I go into the kitchen. The place is an unbelievable pigsty. There are many days worth of dirty dishes to be done and a coating of grease and grime everywhere. The cooker is so encrusted with spills, stains, and dirt that there is not a speck of white left on it. The linoleum floor is thick with crud and the dustbin is in need of emptying. It stinks.
I stop breathing.
When I was younger I used to come home from school and clean, but as if my mother and brother prefer to live in filth it was almost impossible to keep the grime and dirt away. I stopped when my brother acquired a dog.

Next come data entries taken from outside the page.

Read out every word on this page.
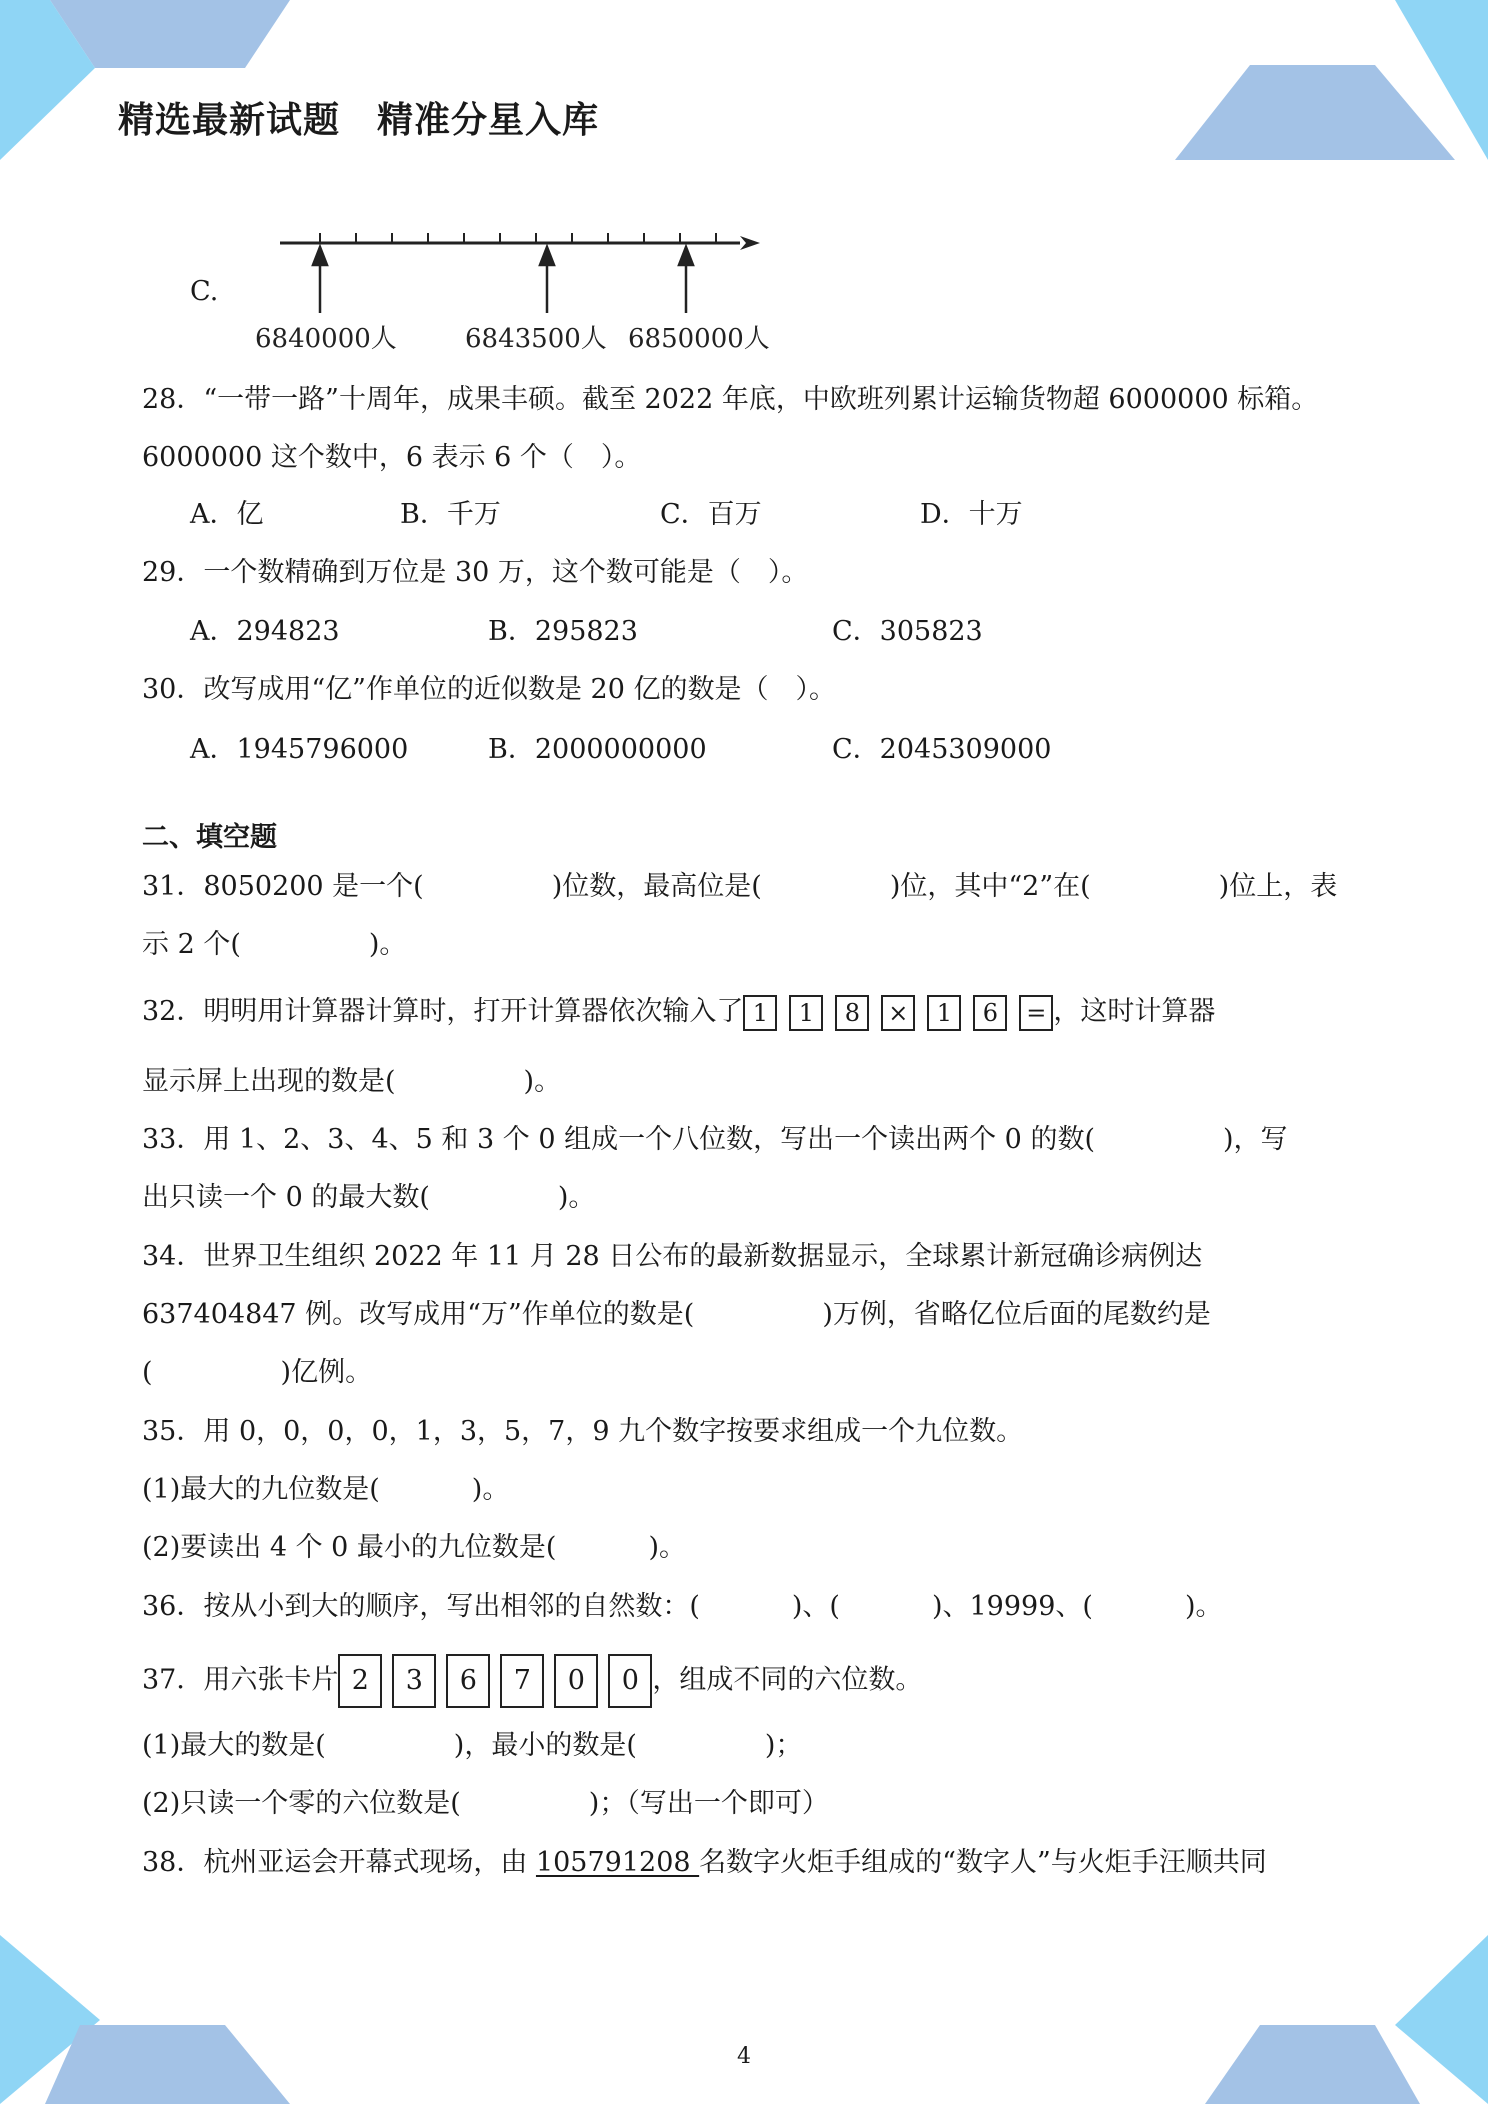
精选最新试题　精准分星入库
C.
6840000人	6843500人 6850000人
28．“一带一路”十周年，成果丰硕。截至 2022 年底，中欧班列累计运输货物超 6000000 标箱。
6000000 这个数中，6 表示 6 个（　）。
A．亿	B．千万	C．百万	D．十万
29．一个数精确到万位是 30 万，这个数可能是（　）。
A．294823	B．295823	C．305823
30．改写成用“亿”作单位的近似数是 20 亿的数是（　）。
A．1945796000	B．2000000000	C．2045309000
二、填空题
31．8050200 是一个(	)位数，最高位是(	)位，其中“2”在(	)位上，表
示 2 个(	)。
32．明明用计算器计算时，打开计算器依次输入了 1 1 8 × 1 6 = ，这时计算器
显示屏上出现的数是(	)。
33．用 1、2、3、4、5 和 3 个 0 组成一个八位数，写出一个读出两个 0 的数(	)，写
出只读一个 0 的最大数(	)。
34．世界卫生组织 2022 年 11 月 28 日公布的最新数据显示，全球累计新冠确诊病例达
637404847 例。改写成用“万”作单位的数是(	)万例，省略亿位后面的尾数约是
(	)亿例。
35．用 0，0，0，0，1，3，5，7，9 九个数字按要求组成一个九位数。
(1)最大的九位数是(	)。
(2)要读出 4 个 0 最小的九位数是(	)。
36．按从小到大的顺序，写出相邻的自然数：(	)、(	)、19999、(	)。
37．用六张卡片 2 3 6 7 0 0 ，组成不同的六位数。
(1)最大的数是(	)，最小的数是(	)；
(2)只读一个零的六位数是(	)；（写出一个即可）
38．杭州亚运会开幕式现场，由 105791208 名数字火炬手组成的“数字人”与火炬手汪顺共同
4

Then it became impossible.
It is exactly like one of those homes on that How Clean Is Your House TV series where those two busybody expert cleaners, Kim and Aggie, go to really dirty houses to help clean them. Sometimes I watch the show just to see if I can find a home dirtier than ours. Once they had this woman on who had, like, fifty cats living in her basement flat and that was real bad, worse than our flat.
I snatch the paper bag off the table and, without touching anything else, run up the stairs. I close and lock my door and look around the room. Shades of pink, neat and scrupulously, scrupulously clean.
I take a deep breath, let the scent of green apples filtering out of the air freshener plug-in fill my lungs, before I go to my bedside drawer. I find a plate and put it on top of the bedside cabinet. Then I take the donut out of the paper bag. Jam donuts are my most favorite thing in the whole wide world. When I was a kid I could eat a whole Sainsbury’s packet of six in one sitting.
I lay the paper bag on the plate and the donut on top of it. Then I sit on the bed and look at it. At the sugar-dusted layer and the lovely reddened bit where you can see where they have piped in the jam. I think of it in my mouth. The rough grains of sugar, the thin fried skin, the deliciously doughy bit beneath, and finally, the sticky squirt of sweet jam on my tongue. Saliva fills my mouth.
I swallow hard. I remember my science teacher once said that the desire to eat is instinctive, a mechanism of evolution. A newborn babe knows to turn its head towards a nipple. Without food the species would die.
A shiver passes through my body.
I open the bedside drawer and from a box of disposable gloves I extract one. I pull it around my right hand and flex my fingers, feeling the stretch in the glove. Using the gloved hand I pick up the donut and squeeze it as hard as I can. Jam splats onto the paper bag underneath. I open my hand and let the compacted mess in the shape of the inside of my fist drop onto the paper bag, and look at it emotionlessly.
Like those anti smoking ads where they put out a cigarette in a fried egg. Nobody would desire such a thing. Not even I. There: once more I have conquered the evolutionary desire to eat. I take off the glove and crush it together with the destroyed donut inside the paper bag and bin the whole thing in the wastepaper basket.
Then I take out a notebook from the drawer. Carefully I tear a page. I tear a small piece from that page and put it into my mouth. I chew carefully and slowly before I swallow the fairly tasteless mush. I eat five pages before the hunger pangs die away. I close the book and put it away. Feeling virtuous I go to the weighing machine and stand on it. I take a deep breath and look down.
Idling under eight stone.
I shift my weight around and the needle remains constant.
I have to be extra careful with my intake of calories today because tomorrow I am having lunch with Lana and Billie. I look to the windowsill where I have stood Lana’s wedding invitation with its bespoke caviar design across the inside of the envelope.
Then I turn towards the wall opposite my bed.